Small Cap Stocks and Market Breadth Breakouts | ETF Trends

In our last few updates, we have mentioned both the Russell 2000 and the S&P 1500 Advance Decline Line.  This week’s brief update will focus on developments within each of these indexes.

Advance Decline Line

When we last discussed the Advance-Decline, which measures market participation, we mentioned that the markets were being carried higher by a select few larger capitalized securities.  In other words, the bigger names were rising while a majority of stocks fell flat to down.  Below is an excerpt from our November 2nd weekly update:

A rising tide should lift all ships.  You do not want to see the generals out in front while the troops retreat or fall back.

Here is a chart of S&P 500 and the S&P 1500 Advance-Decline Line, which shows the flat A/D Line with a rising market.  The A/D line (market breadth—participation) has gone sideways for 6 months now while the market has risen.

Fortunately, the latest rise in the markets has seen more participation among securities.  Recently, the Advance-Decline Line has broken out of a 6-month flat range.  The market has gone higher, and a rising tide has started lifting all ships, rather than just a few leading the way.  You can see this breakout in the A/D Line in the chart below:

Source: AIQ Trading Expert Pro

Russell 2000

Since the Advance Decline Line rose higher with the market, that would mean there is broader participation among stocks.  This can also be seen the Russell 2000.  Through most of this year, the Russell had traded within a tight range, and recently condensed into a triangular pattern.  Here is what we wrote about the Russell in our October 26th weekly update:

When the moving averages become tight, it usually foreshadows a larger than average move, in either direction.  The decline in volume indicates a “lack of conviction” among traders in terms of the direction the security will move.
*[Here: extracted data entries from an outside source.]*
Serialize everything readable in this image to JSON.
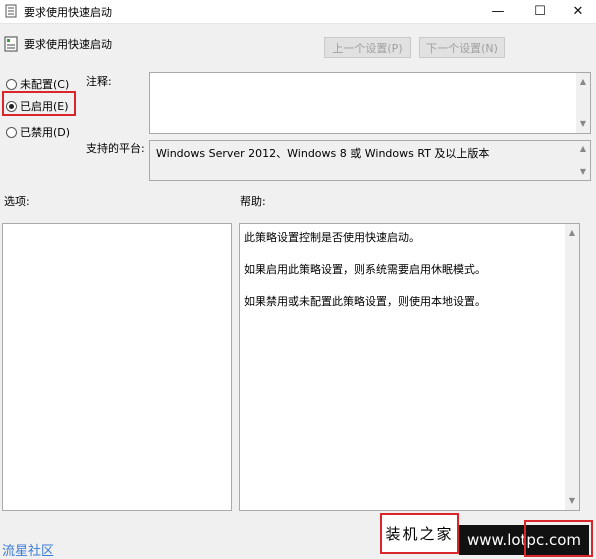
{
  "window": {
    "title": "要求使用快速启动",
    "minimize_glyph": "—",
    "maximize_glyph": "☐",
    "close_glyph": "✕"
  },
  "header": {
    "title": "要求使用快速启动",
    "prev_button": "上一个设置(P)",
    "next_button": "下一个设置(N)"
  },
  "state": {
    "options": [
      {
        "label": "未配置(C)",
        "checked": false
      },
      {
        "label": "已启用(E)",
        "checked": true
      },
      {
        "label": "已禁用(D)",
        "checked": false
      }
    ]
  },
  "comment": {
    "label": "注释:",
    "value": ""
  },
  "supported": {
    "label": "支持的平台:",
    "value": "Windows Server 2012、Windows 8 或 Windows RT 及以上版本"
  },
  "options_panel": {
    "label": "选项:"
  },
  "help_panel": {
    "label": "帮助:",
    "paragraphs": [
      "此策略设置控制是否使用快速启动。",
      "如果启用此策略设置，则系统需要启用休眠模式。",
      "如果禁用或未配置此策略设置，则使用本地设置。"
    ]
  },
  "watermarks": {
    "left": "流星社区",
    "center": "装机之家",
    "right": "www.lotpc.com"
  },
  "colors": {
    "highlight": "#d9262b",
    "watermark_blue": "#3a7bd5"
  },
  "icons": {
    "title": "policy-icon",
    "header": "policy-icon"
  }
}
You can also see that the Russell has put in a series of higher lows and lower highs, forming a triangular-looking pattern.  Short-term volatility (as measured by the Canterbury Volatility Index) has been declining.  This has the makings of a “squeezed down spring” that is ready to release pent up pressure.  We will be watching for which direction the Russell breaks to.

Within the last week, the Russell has broken out, experiencing a larger than average move to the upside.  As we discussed in October, the triangular pattern combined with the scrunched moving averages, indicated that the Russell was probably going to experience a larger than average move either up or down.  Last week, the Russell was up more than 6%, finally breaking out of that tight range:

Source: AIQ Trading Expert Pro

Bottom Line

With the Russell 2000 (small cap stocks) leading the way, it is no surprise that we see a new high in the A/D Line after it had gone flat for several months.  Right now, it appears that the rising tide is lifting all ships.  Given the economic views as of lately, I think many would have predicted that the Russell might have broken down out the tight range.  Goes to show that markets are counterintuitive.  We do not know how long the favorable characteristics will stay in place, but right now, the breakout on the Russell is positive.

There are still negatives to be aware of in the markets.  The larger technology-related sectors continue to lead the way, but we are seeing a bit more participation among the smaller securities finally. There is plenty of negative news out there relating to the economy, but the markets do not appear to care much at the moment.  We do not know how long this will be the case, but when market environments do begin to shift, there is a process in place to adapt the portfolio accordingly.